Rowling's writing is also getting very lazy. We all know Ron's going to win the Quidditch cup for Gryffindor, but just how's he going to do it? Eh, he conveniently saved the day while Harry and Hermione were off with Hagrid in the woods. How did Dumbledore finally beat Voldemort in the Ministry? Who knows, Harry passed out during the fight. How did Dumbledore get Umbridge back from the centaurs? The book itself admits nobody knows, and he just did, so shut up and stop asking so many questions. I realize this isn't new. I forgot to mention in the Prisoner of Azkaban quickie that line about how Harry didn't remember how he snuck into the candy store and back to Hogwarts, and how convenient that was, but it's getting more obvious.
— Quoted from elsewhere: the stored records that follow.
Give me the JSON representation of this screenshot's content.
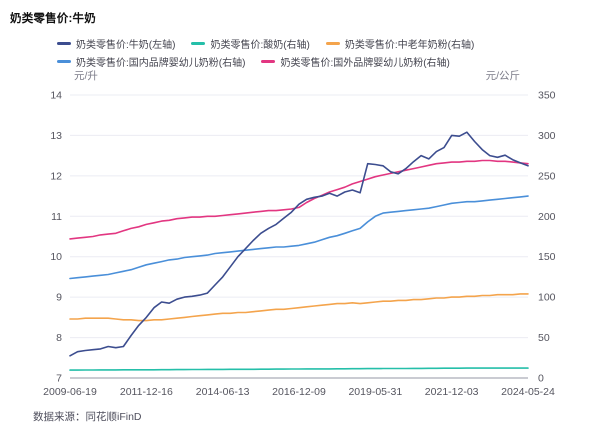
{
  "header": {
    "title": "奶类零售价:牛奶"
  },
  "footer": {
    "source": "数据来源：同花顺iFinD"
  },
  "colors": {
    "grid": "#ebecf3",
    "axis_line": "#b9bac4",
    "tick_text": "#55555f",
    "unit_text": "#7b7b88"
  },
  "chart_data": {
    "type": "line",
    "title": "奶类零售价:牛奶",
    "x_range": {
      "start": "2009-06-19",
      "end": "2024-05-24"
    },
    "x_ticks": [
      "2009-06-19",
      "2011-12-16",
      "2014-06-13",
      "2016-12-09",
      "2019-05-31",
      "2021-12-03",
      "2024-05-24"
    ],
    "left_axis": {
      "unit": "元/升",
      "min": 7,
      "max": 14,
      "ticks": [
        14,
        13,
        12,
        11,
        10,
        9,
        8,
        7
      ]
    },
    "right_axis": {
      "unit": "元/公斤",
      "min": 0,
      "max": 350,
      "ticks": [
        350,
        300,
        250,
        200,
        150,
        100,
        50,
        0
      ]
    },
    "legend_position": "top",
    "grid": "horizontal",
    "sampling_note": "values are quarterly samples, evenly spaced from 2009-06-19 to 2024-05-24",
    "series": [
      {
        "name": "奶类零售价:牛奶(左轴)",
        "axis": "left",
        "color": "#3c4d8f",
        "values": [
          7.55,
          7.65,
          7.68,
          7.7,
          7.72,
          7.78,
          7.75,
          7.78,
          8.05,
          8.3,
          8.5,
          8.74,
          8.88,
          8.85,
          8.95,
          9.0,
          9.02,
          9.05,
          9.1,
          9.3,
          9.5,
          9.75,
          10.0,
          10.2,
          10.4,
          10.58,
          10.7,
          10.8,
          10.95,
          11.1,
          11.3,
          11.42,
          11.47,
          11.5,
          11.57,
          11.5,
          11.6,
          11.65,
          11.58,
          12.3,
          12.28,
          12.25,
          12.1,
          12.05,
          12.18,
          12.35,
          12.5,
          12.42,
          12.6,
          12.7,
          13.0,
          12.98,
          13.08,
          12.85,
          12.65,
          12.5,
          12.46,
          12.51,
          12.4,
          12.32,
          12.25
        ]
      },
      {
        "name": "奶类零售价:酸奶(右轴)",
        "axis": "right",
        "color": "#25bfa9",
        "values": [
          9.8,
          9.8,
          9.9,
          9.9,
          10.0,
          10.0,
          10.0,
          10.1,
          10.1,
          10.1,
          10.2,
          10.2,
          10.3,
          10.3,
          10.4,
          10.4,
          10.5,
          10.5,
          10.6,
          10.6,
          10.6,
          10.7,
          10.7,
          10.8,
          10.8,
          10.9,
          10.9,
          11.0,
          11.0,
          11.1,
          11.1,
          11.2,
          11.2,
          11.3,
          11.3,
          11.4,
          11.4,
          11.5,
          11.5,
          11.6,
          11.6,
          11.7,
          11.7,
          11.8,
          11.8,
          11.9,
          11.9,
          12.0,
          12.0,
          12.1,
          12.1,
          12.1,
          12.2,
          12.2,
          12.2,
          12.3,
          12.3,
          12.3,
          12.3,
          12.3,
          12.3
        ]
      },
      {
        "name": "奶类零售价:中老年奶粉(右轴)",
        "axis": "right",
        "color": "#f4a44c",
        "values": [
          73,
          73,
          74,
          74,
          74,
          74,
          73,
          72,
          72,
          71,
          71,
          72,
          72,
          73,
          74,
          75,
          76,
          77,
          78,
          79,
          80,
          80,
          81,
          81,
          82,
          83,
          84,
          85,
          85,
          86,
          87,
          88,
          89,
          90,
          91,
          92,
          92,
          93,
          92,
          93,
          94,
          95,
          95,
          96,
          96,
          97,
          97,
          98,
          99,
          99,
          100,
          100,
          101,
          101,
          102,
          102,
          103,
          103,
          103,
          104,
          104
        ]
      },
      {
        "name": "奶类零售价:国内品牌婴幼儿奶粉(右轴)",
        "axis": "right",
        "color": "#4a8fd9",
        "values": [
          123,
          124,
          125,
          126,
          127,
          128,
          130,
          132,
          134,
          137,
          140,
          142,
          144,
          146,
          147,
          149,
          150,
          151,
          152,
          154,
          155,
          156,
          157,
          158,
          159,
          160,
          161,
          162,
          162,
          163,
          164,
          166,
          168,
          171,
          174,
          176,
          179,
          182,
          185,
          193,
          200,
          204,
          205,
          206,
          207,
          208,
          209,
          210,
          212,
          214,
          216,
          217,
          218,
          218,
          219,
          220,
          221,
          222,
          223,
          224,
          225
        ]
      },
      {
        "name": "奶类零售价:国外品牌婴幼儿奶粉(右轴)",
        "axis": "right",
        "color": "#e23681",
        "values": [
          172,
          173,
          174,
          175,
          177,
          178,
          179,
          182,
          185,
          187,
          190,
          192,
          194,
          195,
          197,
          198,
          199,
          199,
          200,
          200,
          201,
          202,
          203,
          204,
          205,
          206,
          207,
          207,
          208,
          209,
          211,
          217,
          222,
          226,
          230,
          233,
          236,
          240,
          243,
          246,
          249,
          251,
          253,
          255,
          257,
          259,
          261,
          263,
          265,
          266,
          267,
          267,
          268,
          268,
          269,
          269,
          268,
          268,
          267,
          266,
          265
        ]
      }
    ]
  }
}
And finally, what the hell was up with Hermione knitting the hats for the house elves? Her house elf rights tirade was probably the worst thing about Goblet of Fire, and it comes back making even less sense than before. Yes, the elves are set free when they're given clothes, but first, they have to be given clothes by their master, whom I imagine would be Dumbledore for the elves working at Hogwarts, not just anybody, otherwise Dobby wouldn't have needed Harry to trick Lucius into giving him a sock and could have just asked Harry for a piece of clothing back in Chamber of Secrets. Second, they need to be handed the clothing, not find it laying around, otherwise Dobby could have raided one of the Malfoy's dressers for freedom.

The only positives are the antics of the Weasley twins, and the expansion of Neville as a character, both at St. Mungoe's and getting to see him kick some ass at the Ministry. Maybe the reason Rowling hates Neville so much is she resents him for being ten times the character her little Mary-Sue is.